Answer: No, the PVC insulation for the power cables does not comply with the ASTM D2219-11 standard, as the surface temperature of the power cables (66.8°C) exceeds the maximum allowable temperature of 60°C specified by the standard.

Step-by-step solution

Calculate the Radiation Heat Transfer Bundle

The radiation heat transfer rate between the wall and a single power cable can be calculated using the Stefan-Boltzmann law for blackbodies: \(Q = \sigma \cdot A \cdot (T_{1}^4 - T_{2}^4) \cdot \epsilon\) where \(Q\) is the radiation heat transfer rate, \(\sigma\) is the Stefan-Boltzmann constant (5.67 x 10^(-8) W/(m^2 K^4)), \(A\) is the area of the power cable surface, \(T_{1}\) and \(T_{2}\) are the wall temperature and power cable surface temperature respectively, and \(\epsilon\) is the emissivity of the PVC insulation. However, to simplify our calculations, we will use the given radiation heat transfer per unit area (200 W/m^2) and solve for the equivalent temperature difference between the wall and the power cables: \(Q/A = 200 = \sigma \cdot (T_{1}^4 - T_{2}^4) \cdot \epsilon\) Since we are given that the wall and power cables can be approximated as blackbodies, we can assume the emissivity of both surfaces to be 1. Therefore, the equation becomes: \(200 = \sigma \cdot (100^4 - T_{2}^4)\)
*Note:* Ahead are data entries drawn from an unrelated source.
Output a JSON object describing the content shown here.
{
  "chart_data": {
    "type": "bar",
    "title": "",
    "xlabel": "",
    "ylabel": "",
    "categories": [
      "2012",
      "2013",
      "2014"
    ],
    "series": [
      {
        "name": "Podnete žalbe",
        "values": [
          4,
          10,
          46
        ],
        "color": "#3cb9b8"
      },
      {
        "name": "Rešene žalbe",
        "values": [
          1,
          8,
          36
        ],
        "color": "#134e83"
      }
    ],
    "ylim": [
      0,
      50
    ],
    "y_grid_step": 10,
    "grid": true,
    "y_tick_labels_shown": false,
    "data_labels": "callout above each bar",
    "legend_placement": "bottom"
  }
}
Solve for the Power Cable Surface Temperature

Now we can solve the above equation for the power cable surface temperature \(T_{2}\): \(200 = (5.67 \times 10^{-8}) \cdot (100^4 - T_{2}^4)\) Solve for \(T_{2}^4\): \(T_{2}^4 = 100^4 - \frac{200}{5.67 \times 10^{-8}}\) \(T_{2}^4 = 100^4 - 3.53 \times 10^6\) \(T_{2}^4 = 7.81 \times 10^6\) Find the fourth root to solve for \(T_{2}\): \(T_{2} = \sqrt[4]{7.81 \times 10^6} = 66.8\) So, the surface temperature of the power cables is found to be 66.8°C.

Compare the Surface Temperature with the ASTM D2219-11 Standard Specification

Now that the surface temperature of the power cables has been found, we can compare it to the maximum allowable temperature of 60°C specified by the ASTM D2219-11 standard: \(T_{2} = 66.8 > 60\) Since the surface temperature of the power cables (66.8°C) exceeds the maximum allowable temperature of 60°C specified by the ASTM D2219-11 standard, the PVC insulation for these power cables would not comply with the standard.